Will new Opec deal take the heat out of electricity prices or will we have to get used to the idea of paying £10 for a coffee?

by | Aug 6, 2021

New OPEC Deal is Expected to Ease the Global Fuel Prices

The member countries of OPEC (Organization for Petroleum Production Countries) and several other oil-rich countries like Russia finally agreed to boost the oil production by 400,000 tons per day starting from the next month. The dispute about quotas lasted almost two weeks and raise oil prices up to $73 primarily because the United Arab Emirates and Saudi Arabia disagreed with the earlier plans.

 

After the agreement, new hopes emerged. People believe the move will help to reduce the soaring prices at the pumps and stabilize fuel inflation. Experts explain the rising crude prices with an earlier cut of 5.8 million barrels per day, which is projected to last until September of 2022.

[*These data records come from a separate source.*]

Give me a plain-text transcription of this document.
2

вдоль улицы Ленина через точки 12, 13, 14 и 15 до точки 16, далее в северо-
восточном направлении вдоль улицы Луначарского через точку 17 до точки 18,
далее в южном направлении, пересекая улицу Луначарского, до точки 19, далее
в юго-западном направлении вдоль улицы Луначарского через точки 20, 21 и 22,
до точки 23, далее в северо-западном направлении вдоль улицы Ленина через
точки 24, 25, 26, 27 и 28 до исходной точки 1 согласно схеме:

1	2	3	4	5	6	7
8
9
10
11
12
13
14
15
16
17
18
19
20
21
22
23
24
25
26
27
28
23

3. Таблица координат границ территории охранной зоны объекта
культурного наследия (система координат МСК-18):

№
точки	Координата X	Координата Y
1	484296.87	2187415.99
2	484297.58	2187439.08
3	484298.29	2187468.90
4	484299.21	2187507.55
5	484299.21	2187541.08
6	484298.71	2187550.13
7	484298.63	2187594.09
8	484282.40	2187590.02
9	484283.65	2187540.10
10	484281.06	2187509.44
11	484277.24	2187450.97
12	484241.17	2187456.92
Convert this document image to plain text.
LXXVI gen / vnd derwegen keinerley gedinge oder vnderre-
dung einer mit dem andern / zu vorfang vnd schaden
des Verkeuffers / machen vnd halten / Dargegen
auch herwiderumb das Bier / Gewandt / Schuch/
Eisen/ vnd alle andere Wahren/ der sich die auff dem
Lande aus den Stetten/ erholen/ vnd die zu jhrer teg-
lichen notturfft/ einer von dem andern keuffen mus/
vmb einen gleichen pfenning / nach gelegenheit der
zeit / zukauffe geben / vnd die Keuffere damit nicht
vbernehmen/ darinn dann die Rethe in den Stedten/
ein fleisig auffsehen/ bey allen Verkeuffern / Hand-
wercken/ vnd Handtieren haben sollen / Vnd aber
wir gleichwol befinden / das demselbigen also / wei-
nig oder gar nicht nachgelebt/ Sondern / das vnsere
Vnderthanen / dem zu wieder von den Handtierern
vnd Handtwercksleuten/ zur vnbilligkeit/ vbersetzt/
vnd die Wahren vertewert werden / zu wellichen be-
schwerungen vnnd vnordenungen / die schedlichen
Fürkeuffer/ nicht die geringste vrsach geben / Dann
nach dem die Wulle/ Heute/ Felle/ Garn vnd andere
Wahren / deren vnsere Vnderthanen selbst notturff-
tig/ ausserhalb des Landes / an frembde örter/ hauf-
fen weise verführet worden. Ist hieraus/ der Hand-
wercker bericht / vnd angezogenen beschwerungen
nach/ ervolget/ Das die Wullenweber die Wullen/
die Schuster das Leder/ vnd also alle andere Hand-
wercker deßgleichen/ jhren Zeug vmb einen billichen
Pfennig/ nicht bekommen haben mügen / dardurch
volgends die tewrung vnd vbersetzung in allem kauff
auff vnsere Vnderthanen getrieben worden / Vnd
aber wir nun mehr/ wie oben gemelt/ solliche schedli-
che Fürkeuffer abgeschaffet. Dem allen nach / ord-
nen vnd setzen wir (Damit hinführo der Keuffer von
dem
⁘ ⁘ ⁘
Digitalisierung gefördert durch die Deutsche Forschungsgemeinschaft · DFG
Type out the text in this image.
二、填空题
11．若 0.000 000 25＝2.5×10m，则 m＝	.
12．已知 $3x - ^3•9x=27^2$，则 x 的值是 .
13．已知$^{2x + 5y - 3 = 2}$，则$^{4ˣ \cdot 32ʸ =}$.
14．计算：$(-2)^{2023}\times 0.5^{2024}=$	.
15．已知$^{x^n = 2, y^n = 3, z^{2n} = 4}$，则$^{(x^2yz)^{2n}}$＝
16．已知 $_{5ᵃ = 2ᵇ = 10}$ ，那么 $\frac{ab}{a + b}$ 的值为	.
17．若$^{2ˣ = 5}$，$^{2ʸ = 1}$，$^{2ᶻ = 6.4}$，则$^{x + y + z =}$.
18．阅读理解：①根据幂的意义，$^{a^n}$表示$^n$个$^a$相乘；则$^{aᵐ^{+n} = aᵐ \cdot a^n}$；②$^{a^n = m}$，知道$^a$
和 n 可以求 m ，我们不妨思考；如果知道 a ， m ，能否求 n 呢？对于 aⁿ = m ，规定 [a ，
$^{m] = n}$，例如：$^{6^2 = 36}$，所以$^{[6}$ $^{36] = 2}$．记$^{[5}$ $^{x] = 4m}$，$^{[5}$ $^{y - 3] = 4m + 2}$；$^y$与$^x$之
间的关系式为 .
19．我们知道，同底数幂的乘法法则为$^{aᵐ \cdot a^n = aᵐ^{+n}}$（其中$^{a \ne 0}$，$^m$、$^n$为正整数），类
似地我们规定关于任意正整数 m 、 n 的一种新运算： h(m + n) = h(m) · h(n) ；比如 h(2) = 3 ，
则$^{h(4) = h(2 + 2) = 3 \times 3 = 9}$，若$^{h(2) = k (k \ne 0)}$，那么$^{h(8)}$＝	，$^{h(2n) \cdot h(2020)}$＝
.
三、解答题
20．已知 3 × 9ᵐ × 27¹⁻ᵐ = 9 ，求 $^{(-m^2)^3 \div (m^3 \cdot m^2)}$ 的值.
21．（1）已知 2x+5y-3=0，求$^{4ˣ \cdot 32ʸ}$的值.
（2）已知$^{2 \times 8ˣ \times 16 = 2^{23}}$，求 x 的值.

The deal is also a significant achievement for OPEC Plus as an organization because series of disputes among the members led to the questing of its legitimacy in solving oil-related issues. Now, the deal is confirmed, and it eased the fears of critics who speculated that OPEC Plus will collapse one day, leading to a free dive in oil prices. In this context, several leaders confirmed the effectiveness of the organization. For example, Prince Abdul Aziz bin Salman stated that “OPEC plus is here to stay”.

Why oil production increase was necessary?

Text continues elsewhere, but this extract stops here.